Дождливым вечером лета 1475-го года, на западной окраине Флоренции, где располагалась небольшая мастерская молодого мастера Леонардо да Винчи раздался стук в дверь заставивший хозяина мастерской вздрогнуть и нахмуриться.
-Che accidente! (Какой несчастный случай! Аналог выражения «Чёрт побери!») -экспрессивно воскликнул мастер, не делая попытки хоть как-то приглушить голос. - С тех пор, как господин Томмазо Альбицини дал мне месяц, прошла едва ли неделя! Вас здесь не должно быть. Слишком рано!
Капли дождя шуршали по крыше не переставая. Стемнело ещё не окончательно, но плотные тучи, окружившие город, создавали впечатление позднего вечера. На столе горели две свечи позволяя Леонардо в очередной раз перечитать последнее письмо от своего отца, Пьеро да Винчи. Полученное ещё три дня назад оно до сих пор лежало на столе и в этот момент, размышляя над тем что ему делать дальше, мастер снова и снова скользил глазами по скупым ровным строчкам написанным твёрдой отцовской рукой читая их в неровном свете свечей.
Пьер да Винчи, юрист и уважаемый нотариус, писал своему незаконнорождённому, но признанному им сыну что полностью разочаровался в нём и более не станет присылать денег на его эфемерные «проекты» или, как он их называл, «эскапады». Если к двадцати, с лишним, годам его сын не научился зарабатывать сам, то он более не желает знать такого сына и жалеет о своём решении отдать его когда-то в обучение мастеру Верроккьо. Как видно ничего путного из обучения не вышло. Отныне ты, мой сын, сам по себе и выкручивайся в дальнейшем самостоятельно. Больше я не пришлю тебе и одного пикколи.

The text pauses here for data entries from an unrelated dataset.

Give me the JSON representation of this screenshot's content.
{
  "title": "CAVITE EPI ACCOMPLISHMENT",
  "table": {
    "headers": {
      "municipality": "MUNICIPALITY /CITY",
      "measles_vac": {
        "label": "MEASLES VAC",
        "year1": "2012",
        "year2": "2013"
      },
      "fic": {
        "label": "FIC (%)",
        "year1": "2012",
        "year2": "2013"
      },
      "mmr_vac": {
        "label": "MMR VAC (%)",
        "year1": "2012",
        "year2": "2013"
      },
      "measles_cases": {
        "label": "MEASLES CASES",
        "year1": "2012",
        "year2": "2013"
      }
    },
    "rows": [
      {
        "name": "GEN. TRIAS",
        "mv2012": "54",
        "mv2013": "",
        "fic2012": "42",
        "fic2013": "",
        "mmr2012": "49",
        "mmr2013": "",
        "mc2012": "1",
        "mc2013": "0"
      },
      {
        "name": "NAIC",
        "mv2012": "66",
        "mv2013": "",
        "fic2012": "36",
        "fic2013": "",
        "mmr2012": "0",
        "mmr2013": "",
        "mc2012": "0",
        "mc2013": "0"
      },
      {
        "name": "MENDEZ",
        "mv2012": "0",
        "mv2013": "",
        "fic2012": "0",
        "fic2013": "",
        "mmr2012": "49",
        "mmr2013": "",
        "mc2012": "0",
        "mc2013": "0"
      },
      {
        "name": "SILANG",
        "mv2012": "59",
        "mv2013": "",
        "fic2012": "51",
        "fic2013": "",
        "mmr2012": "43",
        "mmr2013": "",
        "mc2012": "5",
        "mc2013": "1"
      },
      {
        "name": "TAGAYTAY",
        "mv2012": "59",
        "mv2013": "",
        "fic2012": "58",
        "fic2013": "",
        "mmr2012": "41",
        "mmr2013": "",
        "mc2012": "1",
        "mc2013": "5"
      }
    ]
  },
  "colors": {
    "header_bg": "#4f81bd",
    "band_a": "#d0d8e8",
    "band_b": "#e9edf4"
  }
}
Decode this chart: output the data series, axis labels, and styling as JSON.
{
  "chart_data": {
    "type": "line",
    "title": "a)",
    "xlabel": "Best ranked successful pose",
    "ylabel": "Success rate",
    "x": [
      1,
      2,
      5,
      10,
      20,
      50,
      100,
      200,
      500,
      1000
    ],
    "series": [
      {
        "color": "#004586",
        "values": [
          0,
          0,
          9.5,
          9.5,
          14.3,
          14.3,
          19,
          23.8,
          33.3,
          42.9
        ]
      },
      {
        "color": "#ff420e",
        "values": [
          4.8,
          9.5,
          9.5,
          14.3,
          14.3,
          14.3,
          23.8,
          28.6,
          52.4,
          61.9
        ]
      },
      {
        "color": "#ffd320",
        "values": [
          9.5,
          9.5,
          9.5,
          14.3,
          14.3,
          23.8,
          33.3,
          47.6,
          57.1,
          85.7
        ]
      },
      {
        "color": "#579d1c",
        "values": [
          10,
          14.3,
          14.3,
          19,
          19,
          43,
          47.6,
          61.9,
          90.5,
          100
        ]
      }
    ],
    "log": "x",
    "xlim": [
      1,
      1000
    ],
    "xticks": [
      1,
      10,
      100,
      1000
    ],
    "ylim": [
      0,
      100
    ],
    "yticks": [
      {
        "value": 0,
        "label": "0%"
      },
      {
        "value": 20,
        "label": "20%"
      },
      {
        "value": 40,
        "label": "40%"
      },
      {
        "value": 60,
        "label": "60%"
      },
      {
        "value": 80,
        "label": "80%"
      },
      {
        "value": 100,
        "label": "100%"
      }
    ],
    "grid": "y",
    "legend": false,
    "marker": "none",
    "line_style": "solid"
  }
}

-Che accidente,- повторил Леонардо, но уже тише и обращаясь не только к стоящему за дверью незнакомцу сколько к своему отцу или, скорее, к самому себе.
Стук в дверь повторился. Тот, кто проделал столь долгий путь к его мастерской, расположенной на самой окраине, вдобавок по такой плохой погоде, не собирался уходить просто так.
Леонардо поднялся из-за стола поколебав движением свет свечей отчего язычки огня искажались и дёргались в потоках воздуха. Отбрасываемые ими тени также синхронно заплясали на стенах и потолке накладываясь одна на другую. Выпущенное из рук отцовское письмо упало на проект конного памятника. Сам всадник на рисунке изображён довольно схематично, с овалом вместо лица, но зато животное под ним буквально дышало жизнью и необузданной мощью. Напрягшиеся под кожей мышцы, сухожилия, каждая жилка – всё идеально, анатомически безупречно. Прекрасное, в своём правдоподобии, изображение лошади – результат того что почти полгода Леонардо по несколько раз в неделю наведывался на бойню, где изучал скелеты крупных животных, в первую очередь лошадей, рассматривая и зарисовывая для себя как мышцы крепятся к костям, как работают суставы и так далее. Эти усилия позволили ему создавать чрезвычайно реалистичные изображения и скульптуры. Неимоверно жаль, что церковь запрещает вскрывать тела мёртвых людей чтобы художники, скульпторы и механики могли также подробно изучить строение человеческого тела.
Очередной град ударов, обрушившийся на дверь, заставил его поторопиться.
-Мадонна миа! Он точно сломает мне дверь если продолжит так колотить в неё, -пробормотал себе под нос Леонардо зажигая лампу-фонарь от горящей на столе свечи.
Подойдя к двери и уже положив руку на засов, Леонардо громко спросил: -Кто там? Что вам надо? Если вас послал Альбицини то у меня с вашим господином договорённость об отсрочке выплаты до середины следующего месяца!
Он прислушался, ожидая ответа. Рука сама собой переместилась с засова на висевшую рядом с дверью дубинку. Всё же окраины, где поселился молодой мастер, не могли похвастаться спокойствием на улицах, особенно в ночное время. Организуя здесь мастерскую, Леонардо планировал вскоре переехать в респектабельные кварталы центра Флоренции, но не сложилось.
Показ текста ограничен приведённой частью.